Шрифт:
Интервал:
Закладка:
— Он почти мёртв! — крикнула Ханна и медленно, но уверенно начала приближаться к Бермуде, усиливая свой поток. Остальные последовали её примеру.
В эпицентре их битве — там, где должен был стоять Бермуда — вспыхнуло огромное пламя. Их резко отбросило в сторону. Острова сотряслись ещё раз. Всё было в чёрном огне. Бермуда исчез. На его месте лежало маленькое обожжённое чёрное сердце. В небе сверкнула молния, раздался гром. Ещё одно землетрясение обрушилось на расколотые острова.
Никто не мог ничего понять, когда поднялся сильный туман. Возможно, самый сильный из всех, который они когда-либо видели. Ещё одна молния, ещё один раскат грома.

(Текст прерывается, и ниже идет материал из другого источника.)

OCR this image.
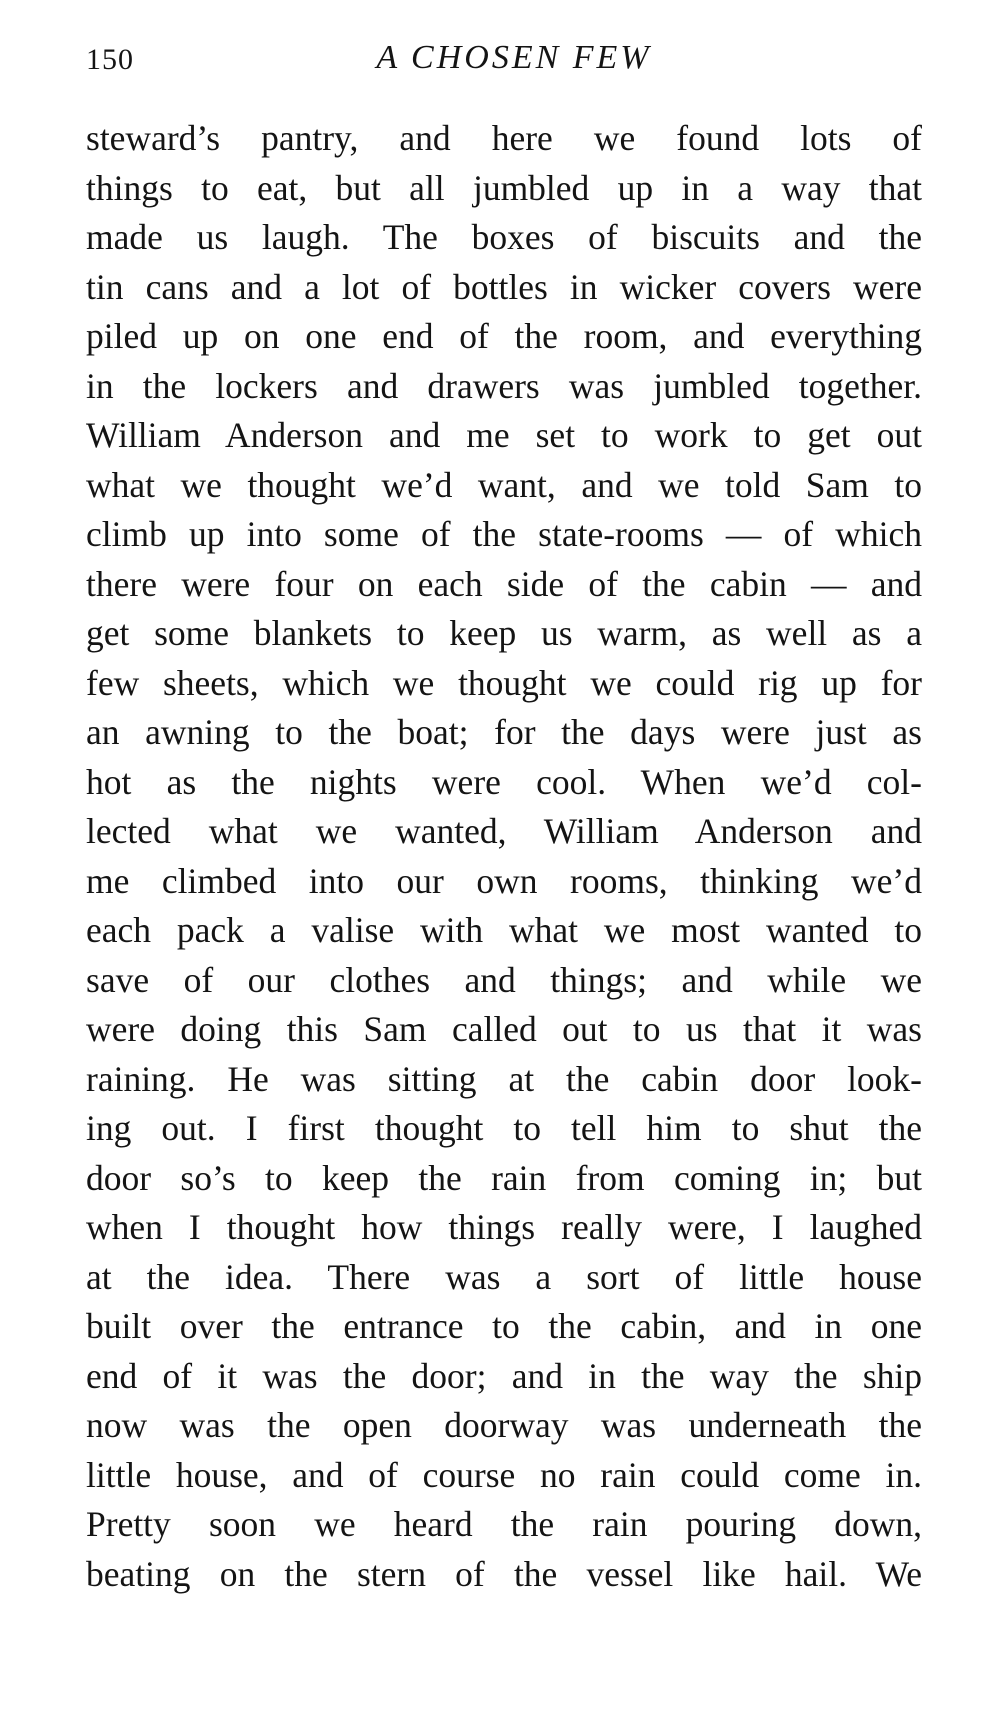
150	A CHOSEN FEW
steward’s pantry, and here we found lots of
things to eat, but all jumbled up in a way that
made us laugh. The boxes of biscuits and the
tin cans and a lot of bottles in wicker covers were
piled up on one end of the room, and everything
in the lockers and drawers was jumbled together.
William Anderson and me set to work to get out
what we thought we’d want, and we told Sam to
climb up into some of the state-rooms — of which
there were four on each side of the cabin — and
get some blankets to keep us warm, as well as a
few sheets, which we thought we could rig up for
an awning to the boat; for the days were just as
hot as the nights were cool. When we’d col-
lected what we wanted, William Anderson and
me climbed into our own rooms, thinking we’d
each pack a valise with what we most wanted to
save of our clothes and things; and while we
were doing this Sam called out to us that it was
raining. He was sitting at the cabin door look-
ing out. I first thought to tell him to shut the
door so’s to keep the rain from coming in; but
when I thought how things really were, I laughed
at the idea. There was a sort of little house
built over the entrance to the cabin, and in one
end of it was the door; and in the way the ship
now was the open doorway was underneath the
little house, and of course no rain could come in.
Pretty soon we heard the rain pouring down,
beating on the stern of the vessel like hail. We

— Какого чёрта?.. — воскликнул Эйлерт, подбегая к Рагиро.
— Последнее желание Бермуды, — отозвалась Ханна.
Маленькое чёрное сердце трепыхнулось. Все замерли в ожидании. Радости никто не чувствовал, а вот облегчение накрыло с головой, несмотря на то, что вот-вот что-то должно произойти.
И произошло.
Их снова отбросило. На этот раз намного дальше, до самых кораблей. Острова трещали по швам, рушились, осыпались, превращались в прах. Чёрный огонь сжирал всё. Проклятые острова не могли существовать без своего создателя.
Поднялась огромная волна позади кораблей, и море казалось непривычно тёмным. Тучи сгустились над ними. Дышать никто не мог, говорить — тем более. Даже Ханна Ламан была больше не в состоянии противостоять: атака на Бермуду полностью её опустошила.
Волна не накрыла их, она подняла в воздух корабли и всех, кто был на палубах, и в считанные секунды отнесла их к берегам Великобритании.
Солдатам королевы потребовалось не так много времени, чтобы понять: к берегам их страны прибыли пираты. Они окружили их. Никто не помнил и не понимал, как они сходили на берег, как королевская армия напала на них и как они сопротивлялись. Кто-то успел убежать, кого-то поймали сразу, а кого-то сразу убили. Эйлерт пытался найти Рагиро, но в той поднявшейся суматохе едва ли различал, по кому нужно стрелять, от кого защищаться. Рагиро тоже пытался найти Эйлерта, но успевал только отбиваться от нападающих солдат на исходе сил.
Ханна схватила Грэма, и они вдвоём исчезли в фиолетовом дыму. Риган и Райнер отбивались от солдат. Монро последовал за Ханной и Грэмом. Изэль убежала, как только появилась возможность. Летиция ринулась к Рагиро, чтобы защищать его до последнего. Юшенг и Джия сражались, стоя спина к спине. Солдаты были беспощадны. В некоторой степени беспощадней Бермуды.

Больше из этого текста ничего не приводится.